Personal information
- Full name: Laishram Sarita Devi
- Nationality: Indian
- Born: 1 March 1982 (age 44) Thoubal khunou, Thoubal, Manipur, India
- Height: 168 cm (5 ft 6 in)
- Weight: 60 kg (132 lb)

Sport
- Sport: Boxing
- Weight class: Lightweight
- Club: All India Police

Medal record
Women's amateur boxing
Representing India
World Championships
| Gold medal – first place | 2006 New Delhi | Light bantamweight |
| Bronze medal – third place | 2005 Podolsk | Bantamweight |
| Bronze medal – third place | 2008 Ningbo | Light bantamweight |
Asian Championships
| Gold medal – first place | 2003 Hisar | Bantamweight |
| Gold medal – first place | 2005 Kaohsiung City | Bantamweight |
| Gold medal – first place | 2008 Guwahati | Light bantamweight |
| Gold medal – first place | 2010 Astana | Flyweight |
| Gold medal – first place | 2012 Ulaanbaatar | Lightweight |
| Silver medal – second place | 2001 Bangkok | Featherweight |
| Bronze medal – third place | 2017 Ho Chi Minh City | Light welterweight |
| Bronze medal – third place | 2019 Bangkok | Lightweight |
Asian Games
| Bronze medal – third place | 2014 Incheon | Lightweight |
Commonwealth Games
| Silver medal – second place | 2014 Glasgow | Lightweight |

= Laishram Sarita Devi =

Indian boxer (born 1982)

Laishram Sarita Devi (born 1 March 1982) is an Indian boxer from Manipur. She is a national champion and a former world champion in the lightweight class. In 2009, she was awarded Arjuna award by the government of India for her achievements.

==Early life==
Sarita Devi was born in Khunou Thoubal into a Meitei Hindu family, as the sixth of eight siblings. She helped her parents to collect firewood and in the fields, which helped her build the stamina she has today. Sarita completed her high school in Waithou Mapal High School till the eighth standard and then went to Bal Baidya Mandir, Thoubal to complete her matriculation.
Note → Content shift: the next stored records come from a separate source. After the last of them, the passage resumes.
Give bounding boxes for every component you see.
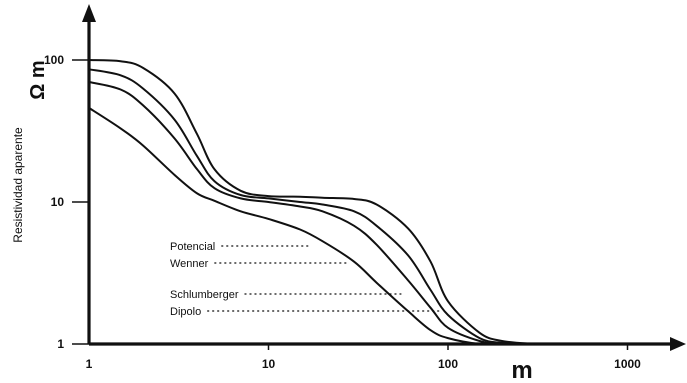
- label-schlumberger: Schlumberger: [170, 289, 239, 301]
- series-dipolo-line: [88, 106, 503, 346]
- y-tick-label-10: 10: [51, 195, 65, 209]
- series-schlumberger-line: [88, 81, 535, 346]
- x-tick-label-1000: 1000: [614, 357, 641, 371]
- x-tick-label-1: 1: [86, 357, 93, 371]
- x-tick-label-100: 100: [438, 357, 458, 371]
- y-axis-unit: Ω m: [27, 60, 49, 99]
- y-tick-label-1: 1: [57, 337, 64, 351]
- y-tick-label-100: 100: [44, 53, 64, 67]
- label-potencial: Potencial: [170, 241, 215, 253]
- curve-labels: Potencial Wenner Schlumberger Dipolo: [170, 241, 440, 318]
- x-axis-title: m: [511, 357, 532, 383]
- series-wenner-line: [88, 68, 535, 345]
- label-wenner: Wenner: [170, 258, 209, 270]
- tick-labels: 1 10 100 1000 1 10 100: [44, 53, 641, 371]
- y-axis-arrow-icon: [82, 4, 96, 22]
- x-tick-label-10: 10: [262, 357, 276, 371]
- label-dipolo: Dipolo: [170, 306, 201, 318]
- series-potencial-line: [88, 59, 535, 345]
- series-curves: [88, 59, 535, 346]
- x-axis-arrow-icon: [670, 337, 686, 351]
- y-axis-title: Resistividad aparente: [11, 127, 25, 243]
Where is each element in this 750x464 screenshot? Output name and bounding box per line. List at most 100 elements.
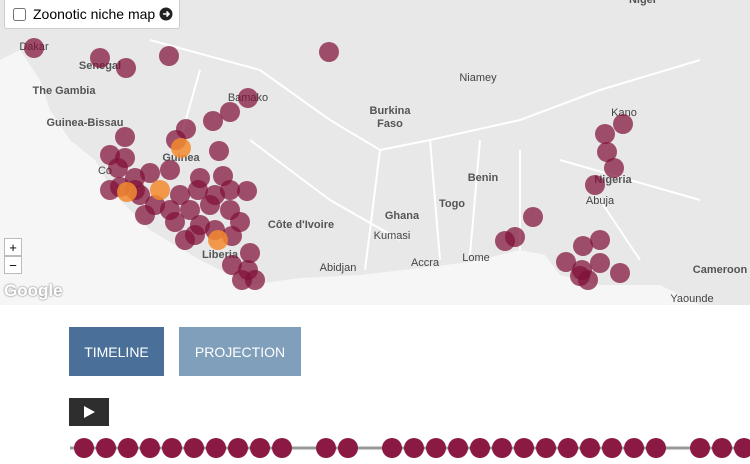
place-label: Abuja	[586, 195, 615, 207]
place-label: Abidjan	[320, 262, 357, 274]
case-marker	[188, 180, 208, 200]
roads	[149, 39, 701, 271]
place-label: Niger	[629, 0, 658, 6]
timeline-step[interactable]	[140, 438, 160, 458]
case-marker	[200, 195, 220, 215]
case-marker	[573, 236, 593, 256]
timeline-step[interactable]	[382, 438, 402, 458]
place-label: Benin	[468, 172, 499, 184]
timeline-step[interactable]	[118, 438, 138, 458]
case-marker-highlight	[150, 180, 170, 200]
timeline-step[interactable]	[536, 438, 556, 458]
zoom-in[interactable]: +	[4, 238, 22, 256]
timeline-step[interactable]	[74, 438, 94, 458]
place-label: Burkina	[370, 105, 412, 117]
case-marker	[590, 253, 610, 273]
place-label: Accra	[411, 257, 440, 269]
timeline-step[interactable]	[184, 438, 204, 458]
place-label: Ghana	[385, 210, 420, 222]
case-marker	[585, 175, 605, 195]
case-marker	[170, 185, 190, 205]
niche-control[interactable]: Zoonotic niche map	[4, 0, 181, 29]
case-marker	[90, 48, 110, 68]
timeline-step[interactable]	[602, 438, 622, 458]
case-marker	[610, 263, 630, 283]
case-marker	[140, 163, 160, 183]
case-marker	[203, 111, 223, 131]
case-marker	[595, 124, 615, 144]
case-marker	[604, 158, 624, 178]
timeline-step[interactable]	[690, 438, 710, 458]
timeline-step[interactable]	[206, 438, 226, 458]
timeline-step[interactable]	[558, 438, 578, 458]
case-marker-highlight	[117, 182, 137, 202]
timeline-step[interactable]	[250, 438, 270, 458]
timeline-step[interactable]	[426, 438, 446, 458]
timeline-step[interactable]	[228, 438, 248, 458]
case-marker	[523, 207, 543, 227]
place-label: Yaounde	[670, 293, 713, 305]
attribution: Google	[4, 281, 63, 300]
timeline-step[interactable]	[316, 438, 336, 458]
projection-button[interactable]: PROJECTION	[179, 327, 301, 376]
case-marker-highlight	[208, 230, 228, 250]
timeline-step[interactable]	[404, 438, 424, 458]
case-marker	[115, 127, 135, 147]
niche-checkbox[interactable]	[13, 7, 26, 21]
play-button[interactable]	[69, 398, 109, 426]
case-marker	[238, 88, 258, 108]
case-marker	[220, 180, 240, 200]
place-label: The Gambia	[33, 85, 97, 97]
place-label: Faso	[377, 118, 403, 130]
case-marker-highlight	[171, 138, 191, 158]
case-marker	[556, 252, 576, 272]
timeline-step[interactable]	[734, 438, 750, 458]
timeline-step[interactable]	[470, 438, 490, 458]
case-marker	[319, 42, 339, 62]
case-marker	[185, 225, 205, 245]
place-label: Lome	[462, 252, 490, 264]
case-marker	[116, 58, 136, 78]
timeline-step[interactable]	[580, 438, 600, 458]
case-marker	[100, 180, 120, 200]
case-marker	[240, 243, 260, 263]
place-label: Kumasi	[374, 230, 411, 242]
case-marker	[24, 38, 44, 58]
place-label: Côte d'Ivoire	[268, 219, 334, 231]
timeline-step[interactable]	[712, 438, 732, 458]
timeline-step[interactable]	[624, 438, 644, 458]
timeline	[70, 438, 750, 458]
case-marker	[237, 181, 257, 201]
case-marker	[570, 266, 590, 286]
case-marker	[220, 102, 240, 122]
case-marker	[245, 270, 265, 290]
timeline-step[interactable]	[492, 438, 512, 458]
place-label: Cameroon	[693, 264, 748, 276]
map: NigerDakarSenegalThe GambiaGuinea-Bissau…	[0, 0, 750, 305]
case-marker	[597, 142, 617, 162]
case-marker	[108, 158, 128, 178]
timeline-step[interactable]	[272, 438, 292, 458]
timeline-step[interactable]	[162, 438, 182, 458]
zoom-out[interactable]: −	[4, 256, 22, 274]
timeline-step[interactable]	[514, 438, 534, 458]
timeline-step[interactable]	[96, 438, 116, 458]
case-marker	[613, 114, 633, 134]
ocean	[0, 50, 700, 305]
case-marker	[590, 230, 610, 250]
case-marker	[495, 231, 515, 251]
place-label: Guinea-Bissau	[46, 117, 123, 129]
case-marker	[222, 255, 242, 275]
timeline-step[interactable]	[448, 438, 468, 458]
case-marker	[135, 205, 155, 225]
case-marker	[209, 141, 229, 161]
place-label: Niamey	[459, 72, 497, 84]
place-label: Togo	[439, 198, 465, 210]
timeline-step[interactable]	[646, 438, 666, 458]
case-marker	[159, 46, 179, 66]
timeline-step[interactable]	[338, 438, 358, 458]
timeline-button[interactable]: TIMELINE	[69, 327, 164, 376]
arrow-icon	[159, 7, 173, 21]
case-marker	[160, 160, 180, 180]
She then went to an open-school to complete her twelfth standard to cope with her busy boxing schedule.

==Career==
Devi turned professional in boxing in 2000, inspired by the achievements of Muhammad Ali. The following year, she represented India at the Asian Boxing Championships in Bangkok, and won a silver medal in her weight class. Following this victory, she won medals in various tournaments, including a gold at the 2006 World Championships in New Delhi. In 2005, she was offered the post of Sub-Inspector (SI) by the police department of Manipur, for winning a bronze medal in the 3rd World Women Boxing Championship, Russia and was promoted to the rank of DSP in February, 2010. She also won the silver medal at the 2014 Commonwealth Games in Glasgow.
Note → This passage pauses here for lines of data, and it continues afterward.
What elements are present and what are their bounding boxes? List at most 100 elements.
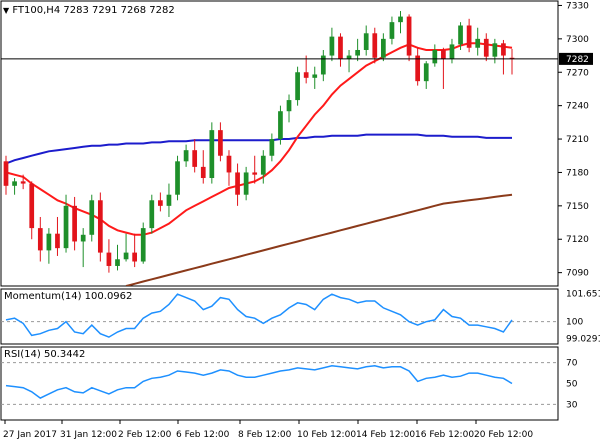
rsi-label: RSI(14) 50.3442 xyxy=(4,349,86,360)
time-tick-label: 8 Feb 12:00 xyxy=(238,430,292,440)
candle-body xyxy=(509,57,515,59)
candle-body xyxy=(55,233,60,249)
candle-body xyxy=(175,161,180,195)
candle-body xyxy=(226,155,232,173)
candle-body xyxy=(218,130,223,156)
candle-body xyxy=(441,49,446,59)
momentum-line xyxy=(5,293,513,338)
chart-symbol: FT100,H4 xyxy=(12,5,61,16)
time-tick-label: 6 Feb 12:00 xyxy=(176,430,230,440)
price-series-group xyxy=(3,11,515,286)
momentum-label: Momentum(14) 100.0962 xyxy=(4,291,133,302)
candle-body xyxy=(355,49,360,56)
price-tick-label: 7210 xyxy=(566,135,589,145)
candle-body xyxy=(29,183,35,229)
candle-body xyxy=(501,43,506,56)
triangle-down-icon[interactable]: ▼ xyxy=(3,6,10,15)
candle-body xyxy=(475,38,481,48)
candle-body xyxy=(338,36,343,59)
candle-body xyxy=(278,111,283,140)
candle-body xyxy=(466,25,472,48)
candle-body xyxy=(192,150,198,167)
candle-body xyxy=(20,181,26,184)
candle-body xyxy=(483,38,489,57)
candle-body xyxy=(432,49,438,64)
candle-body xyxy=(140,228,146,262)
candle-body xyxy=(37,228,43,251)
time-tick-label: 31 Jan 12:00 xyxy=(60,430,117,440)
rsi-tick-label: 50 xyxy=(566,380,578,390)
candle-body xyxy=(303,72,309,78)
candle-body xyxy=(158,200,163,206)
price-tick-label: 7330 xyxy=(566,1,589,11)
price-tick-label: 7300 xyxy=(566,35,589,45)
candle-body xyxy=(398,16,403,23)
candle-body xyxy=(389,22,395,39)
time-tick-label: 14 Feb 12:00 xyxy=(356,430,415,440)
candle-body xyxy=(492,43,498,57)
price-tick-label: 7150 xyxy=(566,202,589,212)
chart-title: ▼ FT100,H4 7283 7291 7268 7282 xyxy=(3,5,175,16)
candle-body xyxy=(286,100,292,112)
candle-body xyxy=(123,252,129,260)
price-tick-label: 7090 xyxy=(566,269,589,279)
candle-body xyxy=(320,55,326,75)
candle-body xyxy=(380,38,386,58)
candle-body xyxy=(97,200,103,253)
time-tick-label: 20 Feb 12:00 xyxy=(474,430,533,440)
rsi-tick-label: 70 xyxy=(566,359,578,369)
time-tick-label: 10 Feb 12:00 xyxy=(297,430,356,440)
candle-body xyxy=(312,74,318,78)
candle-body xyxy=(166,194,172,206)
momentum-tick-label: 101.6512 xyxy=(566,289,600,299)
candle-body xyxy=(106,252,112,266)
candle-body xyxy=(80,234,86,242)
candle-body xyxy=(329,36,335,56)
ma-slow-line xyxy=(125,193,513,286)
rsi-line xyxy=(5,365,513,399)
time-tick-label: 16 Feb 12:00 xyxy=(415,430,474,440)
candle-body xyxy=(183,150,189,162)
rsi-tick-label: 30 xyxy=(566,400,578,410)
ma-mid-line xyxy=(5,133,512,165)
time-tick-label: 2 Feb 12:00 xyxy=(118,430,172,440)
price-tick-label: 7120 xyxy=(566,235,589,245)
candle-body xyxy=(3,161,9,186)
candle-body xyxy=(235,172,240,195)
price-tick-label: 7270 xyxy=(566,68,589,78)
candle-body xyxy=(252,172,258,175)
candle-body xyxy=(12,181,17,186)
rsi-panel-frame xyxy=(0,346,559,421)
candle-body xyxy=(363,33,369,50)
candle-body xyxy=(115,259,120,266)
price-tick-label: 7240 xyxy=(566,102,589,112)
candle-body xyxy=(295,72,300,101)
current-price-label: 7282 xyxy=(566,55,589,65)
candle-body xyxy=(423,63,429,82)
candle-body xyxy=(406,16,412,56)
time-tick-label: 27 Jan 2017 xyxy=(3,430,57,440)
price-tick-label: 7180 xyxy=(566,168,589,178)
candle-body xyxy=(63,205,69,249)
candle-body xyxy=(89,200,95,235)
candle-body xyxy=(415,55,421,82)
chart-ohlc: 7283 7291 7268 7282 xyxy=(63,5,175,16)
momentum-panel-frame xyxy=(0,288,559,345)
current-price-tag xyxy=(559,52,593,65)
candle-body xyxy=(46,233,52,251)
candle-body xyxy=(243,172,249,195)
candle-body xyxy=(449,44,455,59)
candle-body xyxy=(458,25,463,45)
price-panel-frame xyxy=(0,0,559,287)
candle-body xyxy=(209,130,215,179)
candle-body xyxy=(346,55,352,59)
candle-body xyxy=(269,139,275,156)
candle-body xyxy=(132,252,138,262)
candle-body xyxy=(260,155,266,175)
candle-body xyxy=(149,200,155,229)
candle-body xyxy=(372,33,378,58)
candle-body xyxy=(72,205,77,242)
momentum-tick-label: 100 xyxy=(566,318,583,328)
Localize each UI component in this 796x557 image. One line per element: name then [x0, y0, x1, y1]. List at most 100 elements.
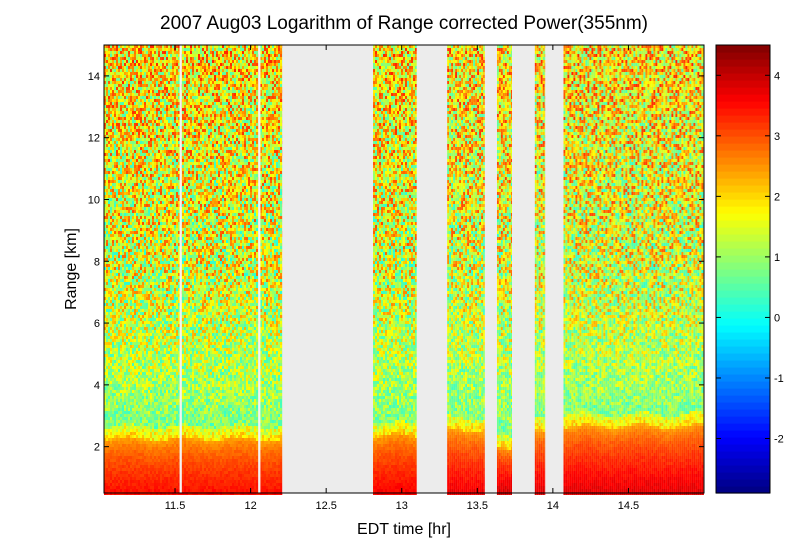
colorbar-band: [716, 409, 770, 417]
colorbar-band: [716, 150, 770, 158]
colorbar-band: [716, 213, 770, 221]
colorbar-band: [716, 444, 770, 452]
colorbar-band: [716, 346, 770, 354]
colorbar-band: [716, 185, 770, 193]
heatmap-segment: [534, 45, 546, 495]
colorbar-tick-label: -1: [774, 373, 784, 385]
colorbar-band: [716, 367, 770, 375]
data-gap: [416, 45, 448, 493]
data-gap: [545, 45, 564, 493]
colorbar-band: [716, 374, 770, 382]
colorbar-band: [716, 115, 770, 123]
colorbar-tick-label: 0: [774, 312, 780, 324]
y-tick-label: 2: [94, 442, 100, 454]
colorbar-band: [716, 472, 770, 480]
colorbar-tick-label: 3: [774, 131, 780, 143]
heatmap-segment: [447, 45, 485, 495]
colorbar-band: [716, 66, 770, 74]
colorbar-band: [716, 206, 770, 214]
data-gap: [179, 45, 182, 493]
chart-title: 2007 Aug03 Logarithm of Range corrected …: [160, 13, 648, 34]
colorbar-band: [716, 486, 770, 494]
colorbar-band: [716, 283, 770, 291]
plot-frame: [103, 44, 705, 494]
colorbar-band: [716, 192, 770, 200]
x-axis-label: EDT time [hr]: [357, 521, 451, 538]
colorbar-band: [716, 339, 770, 347]
colorbar-band: [716, 108, 770, 116]
colorbar-band: [716, 311, 770, 319]
colorbar-band: [716, 269, 770, 277]
colorbar-band: [716, 353, 770, 361]
colorbar-tick-label: 2: [774, 191, 780, 203]
colorbar-band: [716, 332, 770, 340]
colorbar-tick-label: 1: [774, 252, 780, 264]
colorbar-band: [716, 59, 770, 67]
colorbar-band: [716, 416, 770, 424]
colorbar-band: [716, 87, 770, 95]
colorbar-band: [716, 248, 770, 256]
colorbar-frame: [715, 44, 771, 494]
colorbar-band: [716, 437, 770, 445]
x-tick-label: 14: [547, 500, 559, 512]
colorbar-band: [716, 381, 770, 389]
colorbar-band: [716, 171, 770, 179]
y-tick-label: 12: [88, 133, 100, 145]
x-tick-label: 12: [244, 500, 256, 512]
x-tick-label: 12.5: [315, 500, 336, 512]
colorbar-band: [716, 255, 770, 263]
colorbar-band: [716, 388, 770, 396]
colorbar-band: [716, 157, 770, 165]
colorbar-band: [716, 234, 770, 242]
y-tick-label: 4: [94, 380, 100, 392]
colorbar: -2 -1 0 1 2 3 4: [715, 44, 784, 494]
x-tick-label: 13.5: [467, 500, 488, 512]
heatmap-segment: [104, 45, 283, 495]
x-tick-label: 11.5: [165, 500, 186, 512]
colorbar-band: [716, 395, 770, 403]
colorbar-band: [716, 276, 770, 284]
colorbar-band: [716, 458, 770, 466]
colorbar-band: [716, 241, 770, 249]
colorbar-tick-label: -2: [774, 434, 784, 446]
colorbar-band: [716, 143, 770, 151]
colorbar-band: [716, 227, 770, 235]
data-gap: [258, 45, 261, 493]
colorbar-band: [716, 220, 770, 228]
colorbar-band: [716, 136, 770, 144]
y-axis-label: Range [km]: [63, 228, 80, 310]
heatmap-segment: [373, 45, 417, 495]
colorbar-tick-label: 4: [774, 70, 780, 82]
colorbar-band: [716, 178, 770, 186]
colorbar-band: [716, 479, 770, 487]
colorbar-band: [716, 80, 770, 88]
y-axis: 2 4 6 8 10 12 14: [88, 71, 704, 454]
colorbar-band: [716, 94, 770, 102]
x-tick-label: 13: [396, 500, 408, 512]
colorbar-band: [716, 451, 770, 459]
colorbar-band: [716, 45, 770, 53]
colorbar-band: [716, 297, 770, 305]
colorbar-band: [716, 325, 770, 333]
heatmap-plot: [104, 45, 704, 495]
y-tick-label: 6: [94, 318, 100, 330]
colorbar-band: [716, 52, 770, 60]
colorbar-band: [716, 290, 770, 298]
colorbar-band: [716, 465, 770, 473]
heatmap-segment: [496, 45, 512, 495]
colorbar-band: [716, 262, 770, 270]
colorbar-band: [716, 304, 770, 312]
y-tick-label: 8: [94, 256, 100, 268]
heatmap-segment: [563, 45, 704, 495]
colorbar-band: [716, 430, 770, 438]
y-tick-label: 10: [88, 194, 100, 206]
data-gap: [282, 45, 374, 493]
data-gaps: [179, 45, 564, 493]
x-tick-label: 14.5: [618, 500, 639, 512]
colorbar-band: [716, 318, 770, 326]
colorbar-band: [716, 164, 770, 172]
colorbar-band: [716, 129, 770, 137]
colorbar-band: [716, 199, 770, 207]
x-axis: 11.5 12 12.5 13 13.5 14 14.5: [165, 45, 639, 512]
She failed to qualify for the 2016 Rio Olympics, after losing to Victoria Torres, with a score of 0–3. In 2018, she won a silver medal at Indian Open International Championships, New Delhi and bagged a gold medal at Sr. National Boxing Championships, Rohtak. She also won in Women's World Boxing Championship with a split 4-0 verdict against Sandra Diana.
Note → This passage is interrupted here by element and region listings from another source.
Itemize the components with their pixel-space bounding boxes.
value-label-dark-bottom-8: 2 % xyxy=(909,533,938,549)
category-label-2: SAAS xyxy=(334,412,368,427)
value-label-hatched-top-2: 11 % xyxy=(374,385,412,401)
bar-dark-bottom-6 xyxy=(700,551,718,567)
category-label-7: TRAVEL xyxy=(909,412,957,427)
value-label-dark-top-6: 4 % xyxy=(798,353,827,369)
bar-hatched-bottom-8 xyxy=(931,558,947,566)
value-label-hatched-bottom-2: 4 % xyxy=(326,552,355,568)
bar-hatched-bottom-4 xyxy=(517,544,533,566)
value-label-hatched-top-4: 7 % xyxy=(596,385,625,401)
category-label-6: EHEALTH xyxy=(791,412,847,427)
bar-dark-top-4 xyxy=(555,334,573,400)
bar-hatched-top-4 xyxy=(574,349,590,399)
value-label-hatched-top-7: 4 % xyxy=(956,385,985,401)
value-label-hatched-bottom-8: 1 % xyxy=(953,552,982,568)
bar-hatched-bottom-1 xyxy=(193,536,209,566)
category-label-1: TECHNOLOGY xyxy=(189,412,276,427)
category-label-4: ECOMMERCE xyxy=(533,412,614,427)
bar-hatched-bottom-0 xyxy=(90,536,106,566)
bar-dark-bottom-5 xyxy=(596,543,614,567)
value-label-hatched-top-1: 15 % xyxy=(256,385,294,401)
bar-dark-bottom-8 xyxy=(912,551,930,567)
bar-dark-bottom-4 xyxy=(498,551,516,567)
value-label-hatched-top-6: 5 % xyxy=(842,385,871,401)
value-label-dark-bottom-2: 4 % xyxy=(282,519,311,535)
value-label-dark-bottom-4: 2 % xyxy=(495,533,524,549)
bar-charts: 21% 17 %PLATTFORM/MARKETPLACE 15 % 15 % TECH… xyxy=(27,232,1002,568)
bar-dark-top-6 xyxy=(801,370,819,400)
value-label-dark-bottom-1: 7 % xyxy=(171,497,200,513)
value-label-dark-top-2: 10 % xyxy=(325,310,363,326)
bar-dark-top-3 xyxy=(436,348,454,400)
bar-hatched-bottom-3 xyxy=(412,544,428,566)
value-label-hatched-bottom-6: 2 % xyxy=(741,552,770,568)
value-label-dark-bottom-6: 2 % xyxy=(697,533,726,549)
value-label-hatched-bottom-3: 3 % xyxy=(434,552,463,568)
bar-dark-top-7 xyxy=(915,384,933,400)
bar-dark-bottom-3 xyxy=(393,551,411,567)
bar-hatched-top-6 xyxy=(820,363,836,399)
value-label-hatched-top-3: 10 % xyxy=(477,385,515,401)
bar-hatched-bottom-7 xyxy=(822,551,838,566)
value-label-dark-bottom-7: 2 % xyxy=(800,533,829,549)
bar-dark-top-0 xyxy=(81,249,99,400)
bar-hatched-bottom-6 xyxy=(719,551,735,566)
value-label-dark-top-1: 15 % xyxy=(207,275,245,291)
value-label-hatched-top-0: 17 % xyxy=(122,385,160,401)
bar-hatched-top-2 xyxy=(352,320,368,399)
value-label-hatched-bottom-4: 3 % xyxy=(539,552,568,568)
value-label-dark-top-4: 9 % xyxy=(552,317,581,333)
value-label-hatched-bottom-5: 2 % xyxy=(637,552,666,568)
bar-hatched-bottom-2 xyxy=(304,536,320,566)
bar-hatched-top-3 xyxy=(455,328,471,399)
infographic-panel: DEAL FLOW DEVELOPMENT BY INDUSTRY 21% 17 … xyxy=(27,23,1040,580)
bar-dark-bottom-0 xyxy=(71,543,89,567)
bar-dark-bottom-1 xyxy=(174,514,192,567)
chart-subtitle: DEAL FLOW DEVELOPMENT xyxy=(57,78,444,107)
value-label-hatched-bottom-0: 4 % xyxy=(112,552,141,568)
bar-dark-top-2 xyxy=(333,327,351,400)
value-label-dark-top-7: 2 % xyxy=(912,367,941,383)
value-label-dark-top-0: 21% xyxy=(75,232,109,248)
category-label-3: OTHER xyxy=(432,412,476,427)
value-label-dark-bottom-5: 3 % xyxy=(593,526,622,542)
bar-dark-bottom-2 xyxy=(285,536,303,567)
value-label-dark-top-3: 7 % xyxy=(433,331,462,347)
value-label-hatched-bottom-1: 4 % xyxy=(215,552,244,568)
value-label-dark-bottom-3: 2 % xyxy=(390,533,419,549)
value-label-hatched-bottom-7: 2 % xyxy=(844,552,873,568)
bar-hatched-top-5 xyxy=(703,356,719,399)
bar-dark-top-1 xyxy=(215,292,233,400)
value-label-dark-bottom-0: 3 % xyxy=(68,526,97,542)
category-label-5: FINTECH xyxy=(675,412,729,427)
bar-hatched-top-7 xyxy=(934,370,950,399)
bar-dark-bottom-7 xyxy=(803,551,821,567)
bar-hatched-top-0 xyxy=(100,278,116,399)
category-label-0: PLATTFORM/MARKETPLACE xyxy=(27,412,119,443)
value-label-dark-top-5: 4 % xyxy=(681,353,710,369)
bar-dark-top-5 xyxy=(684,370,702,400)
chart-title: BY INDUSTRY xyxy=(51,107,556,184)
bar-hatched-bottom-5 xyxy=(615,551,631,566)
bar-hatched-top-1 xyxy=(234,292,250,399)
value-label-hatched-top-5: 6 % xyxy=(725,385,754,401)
==2014 Asian Games controversy==
Devi entered the 2014 Asian Games in Incheon, South Korea, competing in the lightweight category. With a win margin of 3–0 both in the Round of 16 and Quarterfinals, she entered the semifinals to face South Korea's Park Ji-Na on 30 September. After the match, she was handed a 0–3 defeat verdict by the judges of the match, which turned out to be hugely controversial, considering that Devi had knocked Park out in the third round and also a convincing fourth round, before having rained heavy blows on Park throughout the first two rounds. Following this, the Indian team lodged a protest against the decision, which was rejected by the AIBA's technical committee. At the medal awarding ceremony, Devi refused to accept her bronze medal and handed it over to the silver medallist, Park. However, she accepted the medal later. This was followed by provisional suspension of her coaches by the AIBA. She was handed a one-year ban by the AIBA.